Заместителя главного конструктора Соколова все побаиваются. В отличие от крикливого и отходчивого Жоры зам сух, замкнут и корректен.
— Надо с управлением что-то решать, — продолжает Лихоман. — У меня ощущение, что гоняем мы откровенный брачок, ребята. — Тут он поворачивается ко мне и с ходу обдает ледяной водой:—Ты чтоб шагу за ворота не смел ступить, слышишь? Основной мой козырь.
— Я не могу, — растерянно бормочу я. — Я никак…
— Что ты бубнишь? — сердится он. — Сказано — быть здесь, и точка.
И точка. Точка, а я все никак не могу этого осознать. Зам приезжает в восемь на собственных «Жигулях».
— У меня два часа. Где нам поговорить?
— Люди ждут в столовой, Анатолий Петрович.
— Вы считаете, следовательно…
— Считаю, — сухо перебивает Лихоман.
— Как угодно, — пожимает плечами Соколов.
Вначале я так расстроен, что ничего не соображаю.
Гляжу на ребят, на начальство, а вижу Аню на пустынном берегу среди скучного августовского ольшаника.
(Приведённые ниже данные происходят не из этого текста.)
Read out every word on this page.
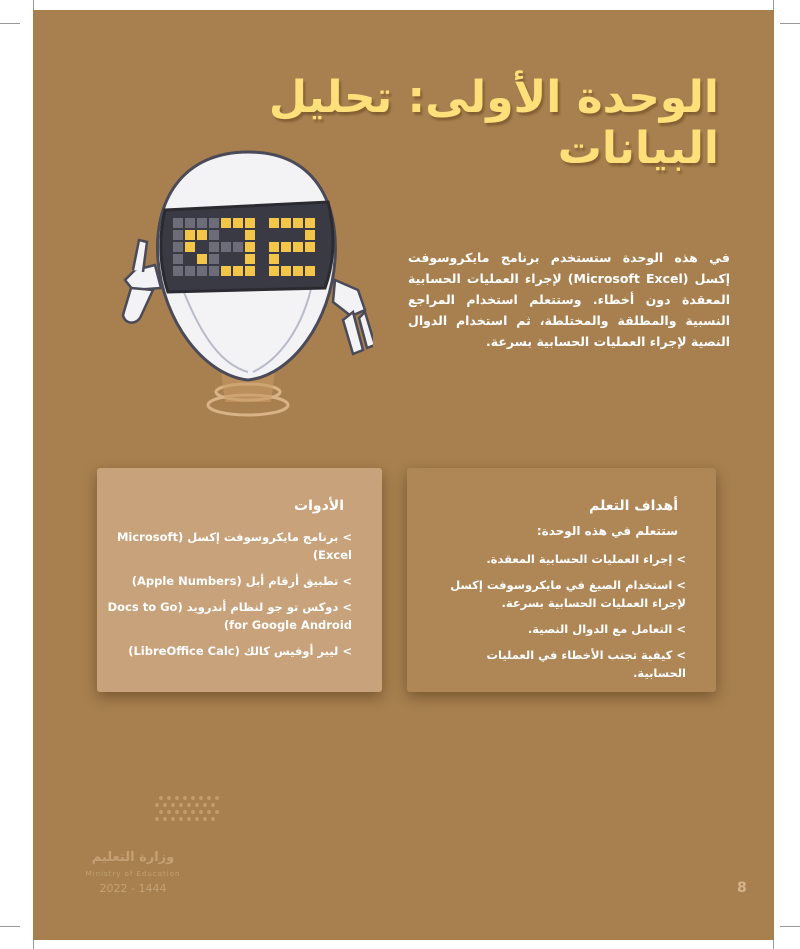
الوحدة الأولى: تحليل البيانات

في هذه الوحدة ستستخدم برنامج مايكروسوفت إكسل (Microsoft Excel) لإجراء العمليات الحسابية المعقدة دون أخطاء. وستتعلم استخدام المراجع النسبية والمطلقة والمختلطة، ثم استخدام الدوال النصية لإجراء العمليات الحسابية بسرعة.

أهداف التعلم
ستتعلم في هذه الوحدة:
>إجراء العمليات الحسابية المعقدة.
>استخدام الصيغ في مايكروسوفت إكسل لإجراء العمليات الحسابية بسرعة.
>التعامل مع الدوال النصية.
>كيفية تجنب الأخطاء في العمليات الحسابية.
الأدوات
>برنامج مايكروسوفت إكسل (Microsoft Excel)
>تطبيق أرقام أبل (Apple Numbers)
>دوكس تو جو لنظام أندرويد (Docs to Go for Google Android)
>ليبر أوفيس كالك (LibreOffice Calc)
وزارة التعليم
Ministry of Education
2022 - 1444	8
Потом до меня начинает доходить, что Лихоман и Виталий Павлович яростно поносят управление, что Федор их поддерживает, а Степан не говорит ни «да», ни «нет». Соколов упорно и неторопливо добирается до истины; я и Юрка на этом совете никак не котируемся, а Славка лечит свои дырки в сарае.
— Без горячки, товарищ Лихоман, — скучно говорит Соколов. — Техника любит нормальную температуру. Водили вездеход люди обычной квалификации? До сих пор я слышу только мастеров.
— Я водил, — высовывается Виталий Павлович.
— Ваше умение мне известно, Виталий Павлович. Кроме того, мне известна и ваша девичья влюбленность в руководителя группы испытаний.
— Ну, это недозволенный прием! — смеется Лихоман.
— У нас деловое совещание, а не занятия по вольной борьбе, и, следовательно, эта терминология здесь неуместна, — холодно режет Соколов. — Есть у вас водители обычной профессиональной выучки? Так сказать, то среднее, на что мы обязаны ориентироваться?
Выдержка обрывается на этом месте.